The State Bank of Pakistan (SBP) is gearing up to make a significant announcement on Monday, with analysts predicting a 200 basis point cut in interest rates. This expected reduction would mark the fifth consecutive rate cut since June 2024, bringing the total cut to 900 basis points for this year—the largest reduction in the interest rate for 2024.
This anticipated cut comes on the heels of a notable decrease in inflation, which dropped to 4.9% in November 2024, its lowest level in 79 months. This trend is expected to continue into December 2024, providing further justification for the rate cut.
Additionally, the country’s current account balance has shifted to a surplus of USD 349 million in the first four months of the fiscal year 2025, compared to a deficit of USD 1,528 million in the same period last year.
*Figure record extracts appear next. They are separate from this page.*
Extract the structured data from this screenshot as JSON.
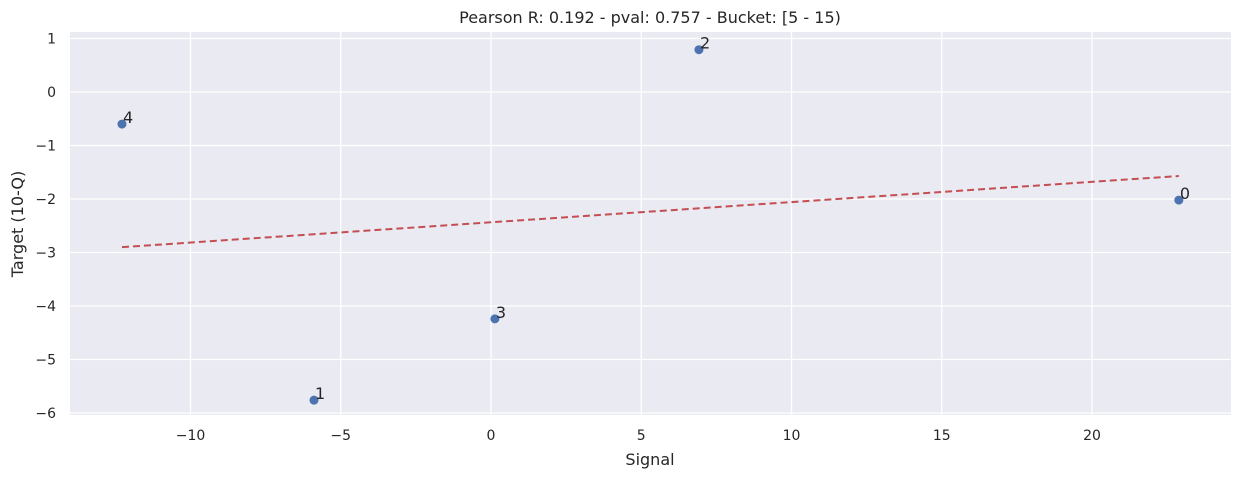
{
  "chart_data": {
    "type": "scatter",
    "title": "Pearson R: 0.192 - pval: 0.757 - Bucket: [5 - 15)",
    "xlabel": "Signal",
    "ylabel": "Target (10-Q)",
    "xlim": [
      -14.1,
      24.5
    ],
    "ylim": [
      -6.1,
      1.1
    ],
    "xticks": [
      -10,
      -5,
      0,
      5,
      10,
      15,
      20
    ],
    "xtick_labels": [
      "−10",
      "−5",
      "0",
      "5",
      "10",
      "15",
      "20"
    ],
    "yticks": [
      1,
      0,
      -1,
      -2,
      -3,
      -4,
      -5,
      -6
    ],
    "ytick_labels": [
      "1",
      "0",
      "−1",
      "−2",
      "−3",
      "−4",
      "−5",
      "−6"
    ],
    "grid": true,
    "legend": null,
    "points": [
      {
        "label": "0",
        "x": 22.89,
        "y": -2.02
      },
      {
        "label": "1",
        "x": -5.89,
        "y": -5.76
      },
      {
        "label": "2",
        "x": 6.92,
        "y": 0.79
      },
      {
        "label": "3",
        "x": 0.13,
        "y": -4.24
      },
      {
        "label": "4",
        "x": -12.28,
        "y": -0.6
      }
    ],
    "fit_line": {
      "style": "dashed",
      "x": [
        -12.28,
        22.89
      ],
      "y": [
        -2.9,
        -1.57
      ]
    },
    "colors": {
      "background": "#eaeaf2",
      "grid": "#ffffff",
      "points": "#4c72b0",
      "fit_line": "#c44e52"
    }
  }
}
A substantial 35% increase in remittances year-on-year, reaching USD 11.9 billion, has provided crucial support to the external sector.
The policy rate cut is anticipated to reduce production costs for industries, thereby encouraging a revival of demand, which has been hindered by high costs. This reduction is expected to address the 0.8% year-on-year decline in large-scale manufacturing growth for the first quarter of FY25.
Moreover, the SBP’s reserves have increased to USD 12.0 billion in November 2024 from USD 9.4 billion in June 2024, supported by the International Monetary Fund’s first tranche of USD 1.0 billion from the Extended Fund Facility and inflows from financial institutions such as the Asian Development Bank. This boost in reserves is likely to enable the SBP to cut interest rates while mitigating the risk of currency destabilization, as evidenced by the currency’s 0.14% appreciation in the fiscal year to date.